Portuguese employment law
Portuguese labour law is highly protectionist. Its rules and principles apply both to individual employment relationships and to collective bargaining agreements, which endow trade unions with an important role, particularly in business areas or industries where said agreements are applicable on a broader scale as a result of government extension measures. In 2009 the Labour Code (originally issued in 2003) underwent a relevant reform. This resulted in more flexible solutions, namely on work time organisation issues. From 2011 onwards, in view of the austerity package measures, a number of relevant changes were also introduced, e.g. reductions to the severance compensations due in case of redundancy and reductions to extra work pay. Some of these measures were changed in 2016 under a tendency to withdraw some of the previously applied austerity provisions (e.g. national holidays that had been suspended were put back in place in 2016).
Key Points
- A relevantreform to labourlaw took place in 2009 and additional changes were introduced after 2011. These reforms had a significant impact on employee rights and obligations.

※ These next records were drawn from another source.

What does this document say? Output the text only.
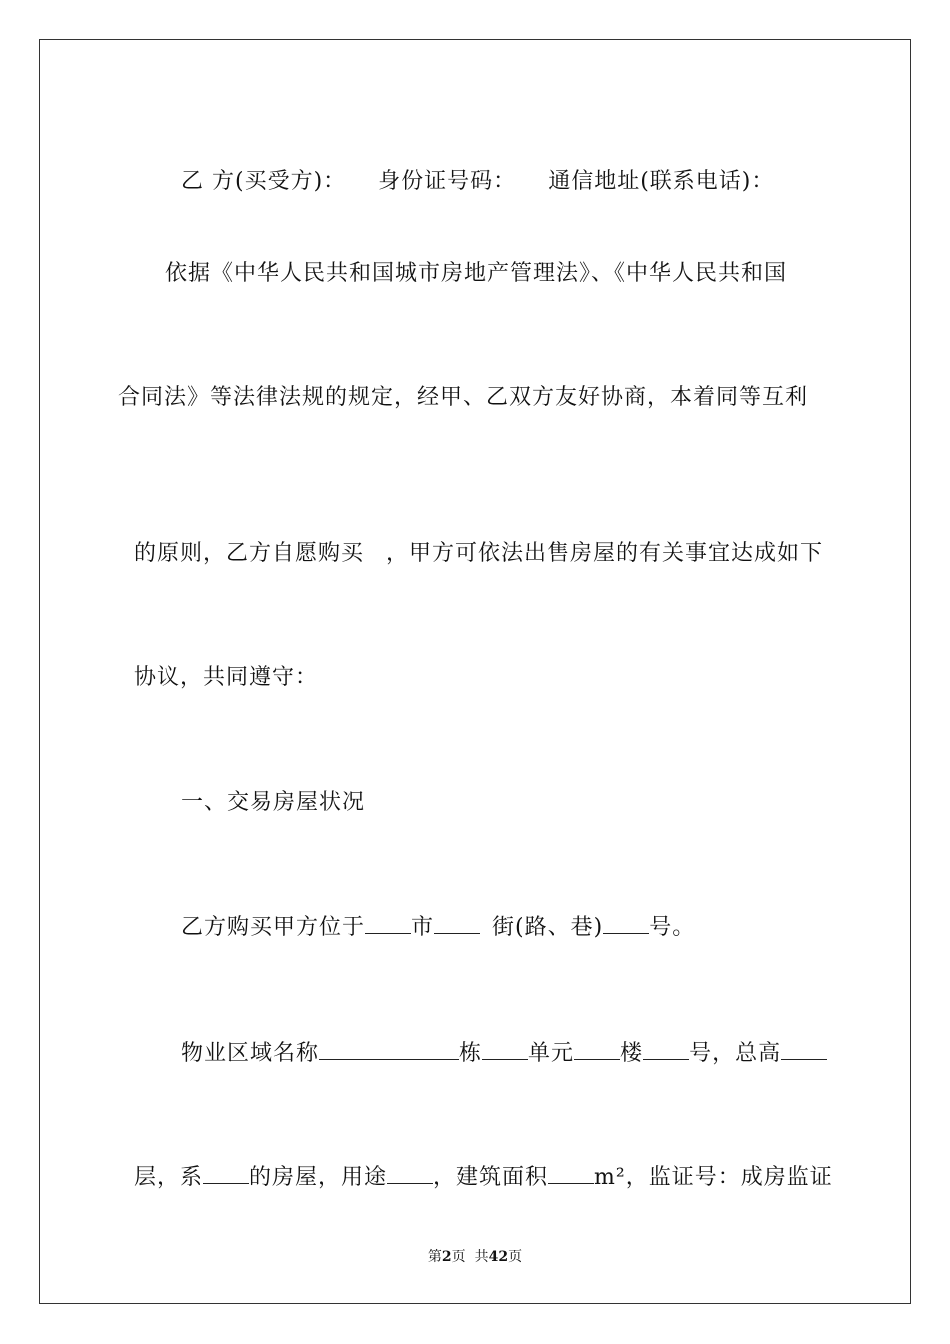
乙 方(买受方)： 身份证号码： 通信地址(联系电话)：

依据《中华人民共和国城市房地产管理法》、《中华人民共和国
合同法》等法律法规的规定，经甲、乙双方友好协商，本着同等互利

的原则，乙方自愿购买 ，甲方可依法出售房屋的有关事宜达成如下

协议，共同遵守：

一、交易房屋状况

乙方购买甲方位于 市	街(路、巷) 号。

物业区域名称	栋 单元 楼 号，总高

层，系 的房屋，用途 ，建筑面积 m²，监证号：成房监证

第2页  共42页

- Two of the most striking features of Portuguese law are probably the variety of its sources and the level of protection it grants employees.
- Collective bargaining agreements are entered into at the regional, national or industry levels, between the unions and employers‘ organisations or on company or multiple company levels between the unions and the relevant employing companies.
- The scope of application defined in a collective bargaining agreement may be extended, after its entry into force, by a government extension act. In such cases, the provisions of the extended collective agreement, depending on the extension terms, will apply either in a specific region or at a national level, to all companies operating in the relevant business sector or industry and employees at their service (regardless of such employees being union affiliated).